Certo è che il calcio di oggi c'entra pochissmo con quello in cui Campana è stato prima buon calciatore di Serie A e poi avvocato di cause quasi sempre vinte. La più importante di tutte le altre messe insieme fu quella riguardante la firma contestuale, cioè l'assenso (anche in presenza di vincolo sportivo) del giocatore come condizione necessaria per un trasferimento. Prima del 1978 il giocatore poteva infatti essere ceduto, al di là del suo contratto (tanto comunque contava il cartellino) anche contro la propria volontà, avendo a disposzione soltanto un'alternativa e cioè quella del ritiro. Va da sé che i calciatori più forti conveniva sempre prenderli con le buone, per non far diminuire il loro prezzo di mercato, ma la classe media doveva fare le valigie e partire a seconda delle lune di un presidente o di un direttore sportivo.
Chiaramente una situazione illegale, se non in sistemi chiusi e con questa clausola esplicitamente inserita nei contratti (nella NBA di oggi, ad esempio, è così: sono pochissimi i giocatori che possono opporsi a un trasferimento), ma che era la realtà del calcio italiano e di gran parte del mondo ancora alla fine degli anni Settanta. Nel 1975 Campana iniziò questa battaglia, con l'ostilità ovvia dei proprietari dei club, e quella meno ovvia di media e tifosi: chi ha una certa età ricorda l'espressione 'sindacato dei nababbi' usata comunemente dai giornalisti. Suo interlocutore principale Franco Carraro, all'epoca presidente della Lega in attesa di diventarlo della FIGC (1976) e poi del CONI (1978), un Carraro contrarissimo.
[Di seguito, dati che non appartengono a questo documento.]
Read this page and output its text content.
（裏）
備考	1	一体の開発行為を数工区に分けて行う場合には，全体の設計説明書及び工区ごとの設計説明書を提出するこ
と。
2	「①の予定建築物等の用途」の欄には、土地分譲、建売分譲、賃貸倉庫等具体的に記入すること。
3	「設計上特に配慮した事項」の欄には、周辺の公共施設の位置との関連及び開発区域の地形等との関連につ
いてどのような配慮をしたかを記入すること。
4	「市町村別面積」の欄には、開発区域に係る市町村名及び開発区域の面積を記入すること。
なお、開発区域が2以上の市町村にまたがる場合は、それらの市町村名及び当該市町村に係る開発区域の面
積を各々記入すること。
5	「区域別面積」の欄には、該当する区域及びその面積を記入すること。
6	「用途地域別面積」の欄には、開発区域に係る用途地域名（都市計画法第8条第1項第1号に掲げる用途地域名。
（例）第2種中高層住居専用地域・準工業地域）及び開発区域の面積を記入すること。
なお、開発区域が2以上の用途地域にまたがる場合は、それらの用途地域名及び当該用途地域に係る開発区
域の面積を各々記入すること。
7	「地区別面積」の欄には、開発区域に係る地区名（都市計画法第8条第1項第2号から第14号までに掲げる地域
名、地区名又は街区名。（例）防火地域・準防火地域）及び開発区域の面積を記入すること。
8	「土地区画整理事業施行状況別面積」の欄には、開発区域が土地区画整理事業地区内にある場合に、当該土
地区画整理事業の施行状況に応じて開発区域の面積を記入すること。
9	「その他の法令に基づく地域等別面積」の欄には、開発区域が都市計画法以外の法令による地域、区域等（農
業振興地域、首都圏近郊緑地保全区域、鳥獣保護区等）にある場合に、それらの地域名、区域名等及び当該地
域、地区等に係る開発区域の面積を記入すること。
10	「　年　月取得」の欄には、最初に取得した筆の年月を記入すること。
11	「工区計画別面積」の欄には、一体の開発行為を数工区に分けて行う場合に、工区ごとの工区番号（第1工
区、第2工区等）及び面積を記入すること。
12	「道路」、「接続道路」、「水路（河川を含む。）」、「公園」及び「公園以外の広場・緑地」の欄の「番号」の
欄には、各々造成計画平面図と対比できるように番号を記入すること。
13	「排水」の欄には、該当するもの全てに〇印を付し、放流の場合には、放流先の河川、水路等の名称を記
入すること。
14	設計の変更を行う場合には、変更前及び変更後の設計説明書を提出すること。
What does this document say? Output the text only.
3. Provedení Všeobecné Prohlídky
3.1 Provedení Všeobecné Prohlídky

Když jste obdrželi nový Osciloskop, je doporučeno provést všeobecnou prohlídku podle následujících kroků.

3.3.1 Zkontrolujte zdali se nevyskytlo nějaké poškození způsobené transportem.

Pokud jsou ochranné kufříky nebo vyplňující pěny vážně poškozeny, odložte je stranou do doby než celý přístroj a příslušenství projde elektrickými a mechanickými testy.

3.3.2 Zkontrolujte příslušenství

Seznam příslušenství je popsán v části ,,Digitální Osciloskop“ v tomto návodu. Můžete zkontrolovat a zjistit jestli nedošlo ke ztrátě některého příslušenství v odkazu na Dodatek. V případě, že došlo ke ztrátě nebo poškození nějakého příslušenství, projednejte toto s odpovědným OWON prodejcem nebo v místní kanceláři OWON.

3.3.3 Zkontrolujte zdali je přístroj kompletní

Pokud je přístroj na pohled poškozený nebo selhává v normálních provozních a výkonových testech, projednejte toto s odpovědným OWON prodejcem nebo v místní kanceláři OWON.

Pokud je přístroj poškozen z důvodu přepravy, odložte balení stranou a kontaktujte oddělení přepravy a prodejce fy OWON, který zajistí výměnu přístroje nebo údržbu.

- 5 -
Ad accelerare la svolta non furono soltanto le minacce di sciopero, ma anche il caso Virdis, visto che nell'estate 1977 l'allora ventenne attaccante del Cagliari, reduce da un grande campionato di B con promopzione sfiorata, rifiutò il trasferimento alla Juventus, che già aveva versato i 2 miliardi di lire alla società di Delogu. Boniperti e il Cagliari avevano dato per scontato il gradimento di Virdis, che in effetti gradiva la Juventus e avrebbe detto di sì ai bianconeri poche settimane dopo, e non si erano preoccupati né della sua firma (che del resto non serviva) né del suo parere, comportamento questo che aveva fatto arrabbiare l'orgoglioso Virdis, al di là dell'attaccamento nei confronti della propria terra.
Mai stata per Virdis, che stava vivendo un mopmento difficile visto che gli era appena morto il padre, una questione di soldi come ovviamente fu scritto: semmai per qualche giorno vagheggiò di diventare il leader di un nuovo Cagliari da scudetto visto che Gigi Riva stava mettendo insieme una cordata, poi rivelatasi fumo, per rilanciare il club. In quei giorni convulsi, in cui tutti (anche i familiari) facevano pressioni sul ragazzo perché accettasse il trasferimento, Virdis disse testuale "Sono pronto a lasciare il calcio". L'unico a stare dalla sua parte Campana, più ancora dei colleghi di Virdis che nel grande club ci sarebbero andati di corsa e senza farsi problemi nell'essere trattati come oggetti..
La firma contestuale sarebbe diventata una realtà nel maggio dell'anno successivo, aprendo la strada alla Legge 91 di tre anni dopo (con il calciatore che diventava lavoratore subordinato), cambiando il calcio al livello di quanto a fine 1995 l'avrebbe cambiato la sentenza Bosman. Ecco, Campana aveva intuito prima di molti suoi assisititi i veri effetti della Bosman, non solo lo svincolo gratuito a fine contratto, quindi la fine dell'era dei parametri e un bel vantaggio per i calciatori, ma anche la trasformazione della Serie A in un campionato per stranieri di basso livello, in proporzione meno costosi, meno pretenziosi e meno interessati ad una libertà che danno per scontata.